Empowered Teams in Other Organizations

A careful analysis of successful corporations reveals that most of them have self-managed work teams, empowered to do what is required. Such self-directed teams are usually twice as productive compared to conventional controlled teams.

Empowered teams, for instance, achieved inventory level reductions of $6 million a year at Johnson & Johnson, and cut service errors by 13 percent at Federal Express. Such empowered teams are also a critical component of the popular Toyota Production System which has propelled the company to its current position as the market leader in the automobile segment.

Key Success Factors

Companies that have an employee empowerment culture implement practices that distribute power, information, knowledge and rewards throughout the organization. The benefits of empowerment usually derive when applying the concept to the entire organization, and not just in isolated pockets. Organizations that implement empowerment selectively create two classes of employees, and fail to get across a coherent message across to the workforce. Empowered departments or employees find it difficult and frustrating to engage employees or departments still in the control model, and employees in the control mode resent empowered employees.

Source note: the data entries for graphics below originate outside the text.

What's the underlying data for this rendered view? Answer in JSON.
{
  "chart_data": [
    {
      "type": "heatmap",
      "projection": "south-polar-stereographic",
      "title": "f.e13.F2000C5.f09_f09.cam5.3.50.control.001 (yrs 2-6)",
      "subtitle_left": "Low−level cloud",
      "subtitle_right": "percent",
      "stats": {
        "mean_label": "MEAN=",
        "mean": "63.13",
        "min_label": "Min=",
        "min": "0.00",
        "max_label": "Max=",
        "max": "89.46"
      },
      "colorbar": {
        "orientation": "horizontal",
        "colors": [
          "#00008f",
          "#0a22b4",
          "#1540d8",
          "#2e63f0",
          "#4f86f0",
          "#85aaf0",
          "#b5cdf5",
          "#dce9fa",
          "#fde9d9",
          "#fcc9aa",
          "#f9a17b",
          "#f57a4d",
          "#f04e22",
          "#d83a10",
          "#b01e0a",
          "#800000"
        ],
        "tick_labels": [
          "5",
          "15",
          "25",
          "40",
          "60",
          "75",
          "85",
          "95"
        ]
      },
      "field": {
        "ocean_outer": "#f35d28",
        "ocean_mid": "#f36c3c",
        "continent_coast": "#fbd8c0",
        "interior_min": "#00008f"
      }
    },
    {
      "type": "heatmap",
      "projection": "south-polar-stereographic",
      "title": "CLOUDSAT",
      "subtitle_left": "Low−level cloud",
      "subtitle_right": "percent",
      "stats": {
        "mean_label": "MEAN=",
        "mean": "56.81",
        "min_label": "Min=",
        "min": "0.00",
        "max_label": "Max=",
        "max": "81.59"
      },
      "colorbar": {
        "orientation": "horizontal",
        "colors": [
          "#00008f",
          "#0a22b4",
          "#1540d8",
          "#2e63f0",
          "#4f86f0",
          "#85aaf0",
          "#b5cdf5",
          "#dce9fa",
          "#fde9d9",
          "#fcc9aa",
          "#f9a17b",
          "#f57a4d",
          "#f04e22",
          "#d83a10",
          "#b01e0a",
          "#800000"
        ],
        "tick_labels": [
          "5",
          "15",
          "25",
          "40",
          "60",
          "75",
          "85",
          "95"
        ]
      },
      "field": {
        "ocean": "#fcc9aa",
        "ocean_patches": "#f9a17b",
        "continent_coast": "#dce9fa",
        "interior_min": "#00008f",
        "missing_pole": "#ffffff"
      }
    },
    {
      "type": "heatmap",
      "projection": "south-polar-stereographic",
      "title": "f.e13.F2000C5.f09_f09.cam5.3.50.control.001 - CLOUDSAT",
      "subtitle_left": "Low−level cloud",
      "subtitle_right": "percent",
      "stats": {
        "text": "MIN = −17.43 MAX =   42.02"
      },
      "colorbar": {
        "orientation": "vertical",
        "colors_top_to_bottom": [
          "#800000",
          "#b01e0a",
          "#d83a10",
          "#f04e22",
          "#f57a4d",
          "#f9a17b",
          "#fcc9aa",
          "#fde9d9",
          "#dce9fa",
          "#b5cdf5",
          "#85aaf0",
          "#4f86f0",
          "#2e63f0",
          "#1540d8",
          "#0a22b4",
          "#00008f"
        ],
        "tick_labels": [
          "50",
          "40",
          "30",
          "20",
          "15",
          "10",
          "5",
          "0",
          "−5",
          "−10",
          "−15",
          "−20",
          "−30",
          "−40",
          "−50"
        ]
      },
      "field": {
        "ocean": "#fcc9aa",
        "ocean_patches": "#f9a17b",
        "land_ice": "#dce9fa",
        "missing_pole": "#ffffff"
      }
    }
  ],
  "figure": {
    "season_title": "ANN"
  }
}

Companies would also do well not to regard empowerment as a substitute to good management. In many organizations, empowerment becomes a cover up tool to shift damage control from the hands of the management to front line employees, or to straddle employees with more work. Empowerment fails when the enlarged scope of responsibilities do not come with job enrichment. Companies reap the benefits of empowerment when they enhance the required support, such as state of the art technology, updated market research, logistical support, and more, providing the empowered employee with the right tools to perform.